Harkins is expected to be assigned to the Plummer Community Corrections Center sometime between March 22 and March 29 and remain there perhaps as long as a month when his prison term will end, according to his lawyer Victor F. Battaglia Sr.
Harkins, 64, a former secretary of state who got himself in trouble as the high-living executive director of the Delaware River & Bay Authority, has been an inmate at the Schuykill Federal Correctional Institution, a minimum-security facility about 45 miles north of Harrisburg, Pa., since he reported there last April 25.
After spending decades at the highest reaches of Delaware politics as a Republican master strategist and deal maker, Harkins was sent to prison last March for abusing his office at the authority, which runs the Delaware Memorial Bridge and the Cape May-Lewes Ferry, by spending as much as $90,000 to entertain himself and others with private air travel, golf and basketball tickets.
His far-humbler return will include work at the Emmanuel Dining Room and the Sacred Heart Village convenience store for the Ministry of Caring, the well-respected charity for the poor and the homeless.
Brother Ronald Giannone, the ministry's executive director, said Harkins will be welcomed back after serving as a "quite popular" and "very effective" volunteer there before he went to prison.

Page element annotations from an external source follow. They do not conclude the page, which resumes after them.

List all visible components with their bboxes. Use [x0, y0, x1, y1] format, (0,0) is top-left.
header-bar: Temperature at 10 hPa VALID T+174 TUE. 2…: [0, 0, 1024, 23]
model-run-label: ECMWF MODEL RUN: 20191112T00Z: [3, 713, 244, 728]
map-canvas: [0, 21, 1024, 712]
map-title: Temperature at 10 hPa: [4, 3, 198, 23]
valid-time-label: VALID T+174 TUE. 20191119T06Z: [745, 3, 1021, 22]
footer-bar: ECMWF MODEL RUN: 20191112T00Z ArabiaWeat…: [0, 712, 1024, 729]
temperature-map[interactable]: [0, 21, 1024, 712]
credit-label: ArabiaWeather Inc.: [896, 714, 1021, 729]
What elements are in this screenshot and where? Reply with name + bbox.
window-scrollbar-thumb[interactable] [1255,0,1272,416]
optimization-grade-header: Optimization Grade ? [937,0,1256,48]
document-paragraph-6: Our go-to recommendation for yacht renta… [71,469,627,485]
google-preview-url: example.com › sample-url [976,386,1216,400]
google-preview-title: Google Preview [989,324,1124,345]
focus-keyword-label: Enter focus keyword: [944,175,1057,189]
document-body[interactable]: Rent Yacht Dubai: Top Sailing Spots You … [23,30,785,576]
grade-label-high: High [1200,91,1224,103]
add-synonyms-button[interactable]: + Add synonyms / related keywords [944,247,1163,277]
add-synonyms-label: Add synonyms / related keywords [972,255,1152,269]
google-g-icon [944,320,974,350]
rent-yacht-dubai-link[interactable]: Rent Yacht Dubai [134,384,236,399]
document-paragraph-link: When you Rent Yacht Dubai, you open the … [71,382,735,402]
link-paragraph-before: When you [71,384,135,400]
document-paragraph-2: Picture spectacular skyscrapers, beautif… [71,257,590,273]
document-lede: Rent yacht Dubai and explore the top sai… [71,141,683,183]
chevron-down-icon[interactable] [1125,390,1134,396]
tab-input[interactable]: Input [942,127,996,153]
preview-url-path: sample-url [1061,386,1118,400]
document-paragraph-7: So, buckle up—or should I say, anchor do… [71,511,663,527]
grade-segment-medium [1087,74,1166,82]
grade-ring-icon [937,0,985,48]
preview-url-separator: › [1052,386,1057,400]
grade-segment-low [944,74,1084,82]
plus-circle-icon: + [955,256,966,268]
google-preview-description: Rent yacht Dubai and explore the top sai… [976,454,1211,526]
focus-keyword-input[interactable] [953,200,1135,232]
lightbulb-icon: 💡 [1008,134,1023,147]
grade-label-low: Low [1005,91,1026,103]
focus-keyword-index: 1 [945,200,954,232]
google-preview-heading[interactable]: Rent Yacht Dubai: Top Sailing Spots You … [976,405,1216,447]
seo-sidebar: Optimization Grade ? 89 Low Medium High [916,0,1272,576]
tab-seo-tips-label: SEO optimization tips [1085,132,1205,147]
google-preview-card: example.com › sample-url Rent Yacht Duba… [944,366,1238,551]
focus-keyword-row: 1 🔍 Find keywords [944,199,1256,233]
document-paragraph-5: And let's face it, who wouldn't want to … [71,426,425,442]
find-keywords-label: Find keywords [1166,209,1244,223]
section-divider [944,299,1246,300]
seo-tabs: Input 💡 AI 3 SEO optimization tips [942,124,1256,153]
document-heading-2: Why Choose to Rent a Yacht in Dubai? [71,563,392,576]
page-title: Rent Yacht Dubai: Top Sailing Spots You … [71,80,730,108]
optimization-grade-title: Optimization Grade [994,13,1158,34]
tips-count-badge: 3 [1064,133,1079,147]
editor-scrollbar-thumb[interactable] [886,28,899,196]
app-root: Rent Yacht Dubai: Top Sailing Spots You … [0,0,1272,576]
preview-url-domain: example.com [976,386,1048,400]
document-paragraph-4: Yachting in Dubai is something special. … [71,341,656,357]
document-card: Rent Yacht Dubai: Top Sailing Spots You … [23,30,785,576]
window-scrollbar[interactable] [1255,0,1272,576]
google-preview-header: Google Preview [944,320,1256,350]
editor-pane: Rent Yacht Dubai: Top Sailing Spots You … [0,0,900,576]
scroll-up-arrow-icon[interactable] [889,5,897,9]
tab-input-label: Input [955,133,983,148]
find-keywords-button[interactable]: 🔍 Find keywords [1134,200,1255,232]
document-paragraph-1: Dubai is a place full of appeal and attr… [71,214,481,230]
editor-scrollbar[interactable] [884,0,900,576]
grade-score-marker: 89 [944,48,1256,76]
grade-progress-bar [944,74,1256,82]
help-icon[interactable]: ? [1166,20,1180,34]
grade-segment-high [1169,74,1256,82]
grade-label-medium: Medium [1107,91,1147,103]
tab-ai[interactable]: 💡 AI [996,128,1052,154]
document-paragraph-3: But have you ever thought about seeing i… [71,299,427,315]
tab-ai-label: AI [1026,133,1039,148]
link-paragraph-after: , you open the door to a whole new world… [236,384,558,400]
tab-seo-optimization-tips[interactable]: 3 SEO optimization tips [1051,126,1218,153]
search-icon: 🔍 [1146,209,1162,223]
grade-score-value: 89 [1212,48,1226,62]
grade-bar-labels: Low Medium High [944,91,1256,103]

Harkins has kept in touch with friends and is said to be in good spirits, as well as knowledgeable in horticulture from courses he took as an inmate.
His return comes at least five days too late for the spirited festivities of the St. Patrick's Day Society, an assemblage he helped to found, heavy on Irish-American politicians. Every year the society sponsors a St. Patrick's Day Communion Mass & Breakfast to benefit the St. Patrick's Center in Wilmington and its programs for the disadvantaged.
Even last year, just days before sentencing, Harkins was in the thick of it. This year the events will have to go on without him.
"That's probably the biggest penance he has," Brother Ronald said.